Stanches


David Ferrand

Éléments contextuels

1629

xviie siècle

Rouen

Non localisé

Édition du texte

Stanches

Et bien ! mes bonnes gens, que voulez vous récrire ?

Combien l’i a t’y là bas de grotesques falots,

Qui apres les bons vers, chi che n’étet pour rire,

Opres de leu tizons ferest leu Palinots ?


Laissons chela à part, et youvrés vo z’oreilles

Enregistrant mes mots dessouz votte capel,

Car je vo veux ichy desrengler les merveilles

Que depis trais semaine a fait le vin nouvel.


E quay ! la Seine estet si tieulement couverte

De vin, de vignerons, de courtiers et marchans,

Qui n’etet point besoin de bastiau ny barguette

A cheux qui desirest descamper par ses quamps.


Aga ! mes bons allets par trouppes et caballes

L’avaller à trois sous o fond de ses bastiaux.

Y semblet à vair cha que s’estet des tribales,

Car y l’alest querir par canes et par siaux.


Mesme ches chabrenaux allest aveu leu pouques

Le lundy o matin là crier : Vieux souliez.

Pis, quand y l’en partest, vo z’eussiez dit de chouques

Se tenant su la teste otant que su les piés.


Pres su bord du talu ly avet des revendresse

Qui ont aveu leu soret fait bien du vin soufler ;

O si entres-maquest, car y l’avest l’adresse

De le faire rostir tout prest de l’avaler.


Mais qui fezet oncor pu z’esgueuller de rire,

Qu’etet su Mardy gras nair coume un cremillon,

Qui fezet o soleil otant qu’en sen feu cuire

Sen rost qui debitet su le cul d’un poinson.


Tout chequ’un l’allet vair, mesme ses filleresses

Allest tou leu roüets et leu querdes quittant,

Et voulest tout ainchin que leu maistre et maistresses

Gouster de ce bon ius qu’o z’allet debitant.

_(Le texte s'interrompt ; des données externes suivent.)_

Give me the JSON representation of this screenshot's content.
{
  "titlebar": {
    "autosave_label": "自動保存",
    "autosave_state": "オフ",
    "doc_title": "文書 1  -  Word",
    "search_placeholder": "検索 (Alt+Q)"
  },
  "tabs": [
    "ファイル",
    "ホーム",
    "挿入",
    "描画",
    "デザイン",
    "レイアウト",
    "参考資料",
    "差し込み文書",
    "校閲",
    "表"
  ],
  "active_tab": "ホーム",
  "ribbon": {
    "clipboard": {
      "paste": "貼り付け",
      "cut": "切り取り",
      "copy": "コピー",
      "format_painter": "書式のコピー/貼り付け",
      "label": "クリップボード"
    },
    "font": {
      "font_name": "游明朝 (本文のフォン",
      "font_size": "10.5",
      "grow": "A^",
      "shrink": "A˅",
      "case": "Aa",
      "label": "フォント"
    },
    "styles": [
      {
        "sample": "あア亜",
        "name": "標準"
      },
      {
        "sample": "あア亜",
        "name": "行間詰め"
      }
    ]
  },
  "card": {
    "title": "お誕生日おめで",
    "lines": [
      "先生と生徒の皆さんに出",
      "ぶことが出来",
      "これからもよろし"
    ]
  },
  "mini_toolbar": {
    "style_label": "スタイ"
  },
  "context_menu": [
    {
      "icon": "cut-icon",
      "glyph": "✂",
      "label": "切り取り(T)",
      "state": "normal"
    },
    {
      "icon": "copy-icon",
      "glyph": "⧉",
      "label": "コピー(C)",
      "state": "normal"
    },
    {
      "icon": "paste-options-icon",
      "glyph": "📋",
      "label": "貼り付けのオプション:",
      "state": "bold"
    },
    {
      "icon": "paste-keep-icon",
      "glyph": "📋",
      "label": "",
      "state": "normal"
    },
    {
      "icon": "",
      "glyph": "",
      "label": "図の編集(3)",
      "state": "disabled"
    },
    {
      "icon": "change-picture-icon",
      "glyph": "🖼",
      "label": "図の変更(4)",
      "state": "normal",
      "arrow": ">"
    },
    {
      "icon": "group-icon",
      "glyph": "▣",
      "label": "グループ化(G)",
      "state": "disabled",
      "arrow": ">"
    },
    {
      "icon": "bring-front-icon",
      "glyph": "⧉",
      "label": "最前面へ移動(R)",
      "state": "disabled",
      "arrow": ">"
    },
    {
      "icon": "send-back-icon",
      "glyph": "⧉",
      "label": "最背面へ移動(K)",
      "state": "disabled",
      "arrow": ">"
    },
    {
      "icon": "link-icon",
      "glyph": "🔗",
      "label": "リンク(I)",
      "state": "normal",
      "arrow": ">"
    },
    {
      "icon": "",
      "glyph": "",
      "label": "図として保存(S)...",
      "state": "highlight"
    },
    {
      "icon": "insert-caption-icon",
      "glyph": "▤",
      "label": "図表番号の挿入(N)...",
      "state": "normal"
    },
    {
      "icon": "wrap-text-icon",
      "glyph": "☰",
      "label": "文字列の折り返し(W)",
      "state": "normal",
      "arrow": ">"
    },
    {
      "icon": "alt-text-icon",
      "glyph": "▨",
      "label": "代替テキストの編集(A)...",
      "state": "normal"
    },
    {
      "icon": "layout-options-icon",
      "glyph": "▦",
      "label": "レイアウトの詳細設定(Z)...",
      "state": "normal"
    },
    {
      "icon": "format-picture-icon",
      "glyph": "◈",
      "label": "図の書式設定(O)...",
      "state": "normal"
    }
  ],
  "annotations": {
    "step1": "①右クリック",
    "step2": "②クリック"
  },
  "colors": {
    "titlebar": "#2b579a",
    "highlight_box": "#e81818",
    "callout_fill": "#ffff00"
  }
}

Ses brasseux sans travail, quittant leu iau boüillie,

Menirent su su quay camions et chevaux

Pour y trainer du vin, mais che leu fut folie,

Car no les racachit jisque dans leu fourniaux.


Ossi l’y a tant de vin (Dieu mercy), par me n’ame,

Que par tout no ne vait que Cians bon vin cleret ;

Mais d’ocuns qui ont vendu le corset à leu femme

Garde que la trouye n’emporte le fosset.


Mesme un gros chavetier qu’o z’apelle Touroufle,

Pour estre tavernier de vin et sidre doux,

A vendu ses coffrets, sa fourme, sa pantoufle,

Ses selles, sen trepied, sen trenchet et ses cloux.


Mais o bout de huict jours, o dessu de sa femme,

Y s’enuyvrit si bien de su jus de rezins

Que tout yure o chelier fut trouvé par sa femme

Qui l’estimant tout mort cria tous ses voisins.


L’un le prend souz les bras, l’autre o degré le hauche

Afin de le jerquer su sen lit promptement ;

Mais le des-abillant no trouvit dans ses cauche

Qu’il avoit fait trafic ou d’ocre, ou de saffren.


O ne ressemblon pas o maistre d’œuvre nives.

Si Baqus no delivre en st’en ichy du vin,

No z’en peut baire à l’aize aveuq l’equalle vive

Sans ainchin que stilla s’en chaindre le beguin.

Commentaire sur l’édition

Édition faite sur l’édition Héron.

Source ou édition princeps

Cinquiesme partie de la Muse normande ou Recueil de plusieurs ouvrages Facecieux, en langue Purinique, ou gros Normand. Recueillis de divers Autheurs, 1629, Rouen, David Ferrand.

David Ferrand, Inventaire general de la Muse normande, divisée en XXVIII. parties. Où sont descrites plusieurs batailles, assauts, prises de villes, guerres estrangeres, victoires de la France, histoires comiques, esmotions populaires, grabuges, & choses remarquables arrivées à Roüen depuis quarante années, 1655, Rouen, David Ferrand.

Édition critique

A. Héron, La Muse normande de David Ferrand, publiée d’après les Livrets originaux, 1625-1653 et l’Inventaire général de 1655, t. I, 1891, Rouen, Espérance Cagniard, p. 133-136.

Études

Catherine Bougy, La Langue de David Ferrand : poète dialectal rouennais du xviième siècle, auteur de La Muse normande, 1992, thèse soutenue à l’Université de Caen sous la direction de René Lepelley.